[Top][All Lists]
[Date Prev][Date Next][Thread Prev][Thread Next][Date Index][Thread Index]
Re: [Bug-ocrad] Library version of OCRAD
From: |
Antonio Diaz Diaz |
Subject: |
Re: [Bug-ocrad] Library version of OCRAD |
Date: |
Tue, 15 Dec 2009 21:16:32 +0100 |
User-agent: |
Mozilla/5.0 (X11; U; Linux i586; en-US; rv:1.7.11) Gecko/20050905 |
Igor Filippov wrote:
character.h.patch - adds result() function for a single-character
recognition
This same function with the name "byte_result" is included in ocrad at
your request since version 0.18-pre3 (2008-08-21). I have found we
interchanged messages in the past, but it seems none of us remembered
it. :-)
I see you use ocrad at a low level (Blob), and I see why you do so;
ocrad does not recognize single characters without surrounding white
space. Ocrad was designed for full text pages.
As a first step, I have made ocrad recognize such characters.
Now I am wondering about the bitmap/pixmap format to use for
communication with ocrad. Image format conversion wastes a lot of time,
and osra seems to do already a lot of conversions.
Internally ocrad uses first a 256 level greymap (page_image.h)
std::vector< std::vector< unsigned char > > data;
from which it extracts a number of 2 level bitmaps (bitmap.h)

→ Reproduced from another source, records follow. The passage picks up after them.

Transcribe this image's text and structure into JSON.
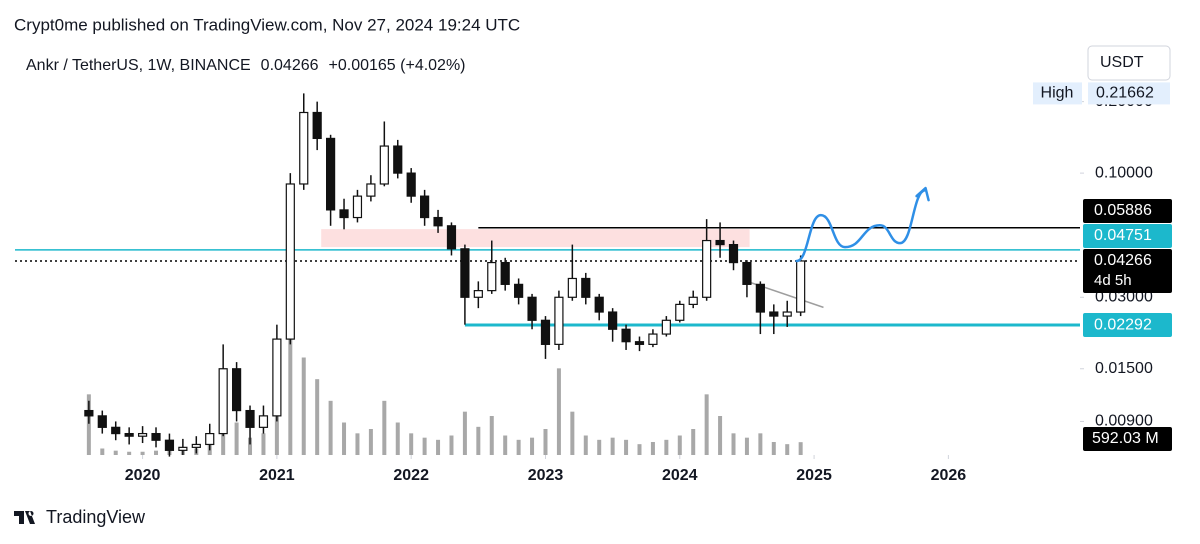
{
  "header": {
    "publisher": "Crypt0me published on TradingView.com, Nov 27, 2024 19:24 UTC"
  },
  "chart_data": {
    "type": "candlestick",
    "symbol": "Ankr / TetherUS, 1W, BINANCE",
    "last": 0.04266,
    "change": "+0.00165 (+4.02%)",
    "currency": "USDT",
    "log_scale": true,
    "color": "#111111",
    "xlim": [
      2019.05,
      2026.98
    ],
    "xticks": [
      2020,
      2021,
      2022,
      2023,
      2024,
      2025,
      2026
    ],
    "ylim": [
      0.0065,
      0.235
    ],
    "yticks": [
      {
        "value": 0.2,
        "label": "0.20000"
      },
      {
        "value": 0.1,
        "label": "0.10000"
      },
      {
        "value": 0.03,
        "label": "0.03000"
      },
      {
        "value": 0.015,
        "label": "0.01500"
      },
      {
        "value": 0.009,
        "label": "0.00900"
      }
    ],
    "x": [
      2019.6,
      2019.7,
      2019.8,
      2019.9,
      2020.0,
      2020.1,
      2020.2,
      2020.3,
      2020.4,
      2020.5,
      2020.6,
      2020.7,
      2020.8,
      2020.9,
      2021.0,
      2021.1,
      2021.2,
      2021.3,
      2021.4,
      2021.5,
      2021.6,
      2021.7,
      2021.8,
      2021.9,
      2022.0,
      2022.1,
      2022.2,
      2022.3,
      2022.4,
      2022.5,
      2022.6,
      2022.7,
      2022.8,
      2022.9,
      2023.0,
      2023.1,
      2023.2,
      2023.3,
      2023.4,
      2023.5,
      2023.6,
      2023.7,
      2023.8,
      2023.9,
      2024.0,
      2024.1,
      2024.2,
      2024.3,
      2024.4,
      2024.5,
      2024.6,
      2024.7,
      2024.8,
      2024.9
    ],
    "open": [
      0.01,
      0.0095,
      0.0085,
      0.008,
      0.0078,
      0.008,
      0.0075,
      0.0068,
      0.007,
      0.0072,
      0.008,
      0.015,
      0.01,
      0.0085,
      0.0095,
      0.02,
      0.09,
      0.18,
      0.14,
      0.07,
      0.065,
      0.08,
      0.09,
      0.13,
      0.1,
      0.08,
      0.065,
      0.06,
      0.048,
      0.03,
      0.032,
      0.042,
      0.034,
      0.03,
      0.024,
      0.019,
      0.03,
      0.036,
      0.03,
      0.026,
      0.022,
      0.0195,
      0.019,
      0.021,
      0.024,
      0.028,
      0.03,
      0.052,
      0.05,
      0.042,
      0.034,
      0.026,
      0.025,
      0.026
    ],
    "high": [
      0.011,
      0.01,
      0.009,
      0.0085,
      0.0086,
      0.0085,
      0.008,
      0.0076,
      0.0078,
      0.0088,
      0.019,
      0.016,
      0.0105,
      0.0105,
      0.023,
      0.1,
      0.21662,
      0.2,
      0.145,
      0.078,
      0.085,
      0.098,
      0.165,
      0.138,
      0.105,
      0.085,
      0.07,
      0.062,
      0.05,
      0.035,
      0.052,
      0.044,
      0.036,
      0.031,
      0.025,
      0.032,
      0.05,
      0.038,
      0.031,
      0.027,
      0.023,
      0.0205,
      0.022,
      0.025,
      0.029,
      0.032,
      0.064,
      0.062,
      0.052,
      0.043,
      0.035,
      0.028,
      0.029,
      0.045
    ],
    "low": [
      0.0088,
      0.008,
      0.0075,
      0.0072,
      0.0073,
      0.007,
      0.0064,
      0.0065,
      0.0066,
      0.0068,
      0.0078,
      0.009,
      0.0072,
      0.008,
      0.009,
      0.019,
      0.085,
      0.125,
      0.06,
      0.058,
      0.062,
      0.076,
      0.088,
      0.095,
      0.075,
      0.06,
      0.056,
      0.045,
      0.023,
      0.027,
      0.031,
      0.032,
      0.028,
      0.022,
      0.0165,
      0.018,
      0.029,
      0.028,
      0.024,
      0.0195,
      0.018,
      0.0178,
      0.0185,
      0.0205,
      0.0235,
      0.027,
      0.029,
      0.044,
      0.039,
      0.03,
      0.021,
      0.021,
      0.0225,
      0.025
    ],
    "close": [
      0.0095,
      0.0085,
      0.008,
      0.0078,
      0.008,
      0.0075,
      0.0068,
      0.007,
      0.0072,
      0.008,
      0.015,
      0.01,
      0.0085,
      0.0095,
      0.02,
      0.09,
      0.18,
      0.14,
      0.07,
      0.065,
      0.08,
      0.09,
      0.13,
      0.1,
      0.08,
      0.065,
      0.06,
      0.048,
      0.03,
      0.032,
      0.042,
      0.034,
      0.03,
      0.024,
      0.019,
      0.03,
      0.036,
      0.03,
      0.026,
      0.022,
      0.0195,
      0.019,
      0.021,
      0.024,
      0.028,
      0.03,
      0.052,
      0.05,
      0.042,
      0.034,
      0.026,
      0.025,
      0.026,
      0.04266
    ],
    "volume": [
      2800,
      300,
      200,
      150,
      150,
      200,
      300,
      200,
      300,
      800,
      2500,
      1500,
      800,
      1000,
      3000,
      5500,
      4500,
      3500,
      2500,
      1500,
      1000,
      1200,
      2500,
      1500,
      1000,
      800,
      700,
      900,
      2000,
      1300,
      1800,
      900,
      700,
      800,
      1200,
      4000,
      2000,
      900,
      700,
      800,
      700,
      500,
      600,
      700,
      900,
      1200,
      2800,
      1800,
      1000,
      800,
      1000,
      600,
      500,
      592.03
    ],
    "volume_color": "#a8a8a8",
    "volume_lim": [
      0,
      6000
    ],
    "current_volume": {
      "value": 592.03,
      "label": "592.03 M"
    },
    "high_marker": {
      "label": "High",
      "value": 0.21662
    },
    "countdown": "4d 5h",
    "levels": [
      {
        "value": 0.05886,
        "color": "#000000",
        "style": "solid",
        "x_start": 2022.5
      },
      {
        "value": 0.04751,
        "color": "#1cb8cc",
        "style": "solid",
        "x_start": 2019.05
      },
      {
        "value": 0.04266,
        "color": "#000000",
        "style": "dotted",
        "x_start": 2019.05
      },
      {
        "value": 0.02292,
        "color": "#1cb8cc",
        "style": "thick",
        "x_start": 2022.4
      }
    ],
    "zone": {
      "x": [
        2021.33,
        2024.52
      ],
      "low": 0.0488,
      "high": 0.0581,
      "color": "#fde0e0"
    },
    "trendline": {
      "x": [
        2024.52,
        2025.07
      ],
      "y": [
        0.0347,
        0.0272
      ],
      "color": "#9e9e9e"
    },
    "projection": {
      "x": [
        2024.87,
        2025.05,
        2025.23,
        2025.49,
        2025.64,
        2025.83
      ],
      "y": [
        0.04266,
        0.0665,
        0.0488,
        0.0603,
        0.0507,
        0.0848
      ],
      "color": "#2f8fe6"
    }
  },
  "footer": {
    "brand": "TradingView"
  }
}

std::vector< std::vector< unsigned char > > data;
I see osra already uses "struct pixmap" from gocr:
struct pixmap {
unsigned char *p; /* pointer of image buffer (pixmap) */
int x; /* xsize */
int y; /* ysize */
int bpp; /* bytes per pixel: 1=gray 3=rgb */
};
typedef struct pixmap pix;
But It may be better one struct per image type, like this:
struct Ocrad_Bitmap
{
int height;
int width;
const unsigned char * data; // 0 = white, 1 = black
};
struct Ocrad_Greymap
{
int height;
int width;
const unsigned char * data; // 256 level greymap
};
struct Ocrad_Colormap
{
int height;
int width;
const unsigned char * data; // 3 bytes per pixel RGB
};
The "struct Ocrad_Greymap" can then be easily built from the values in
the "struct pixmap".
Best regards,
Antonio.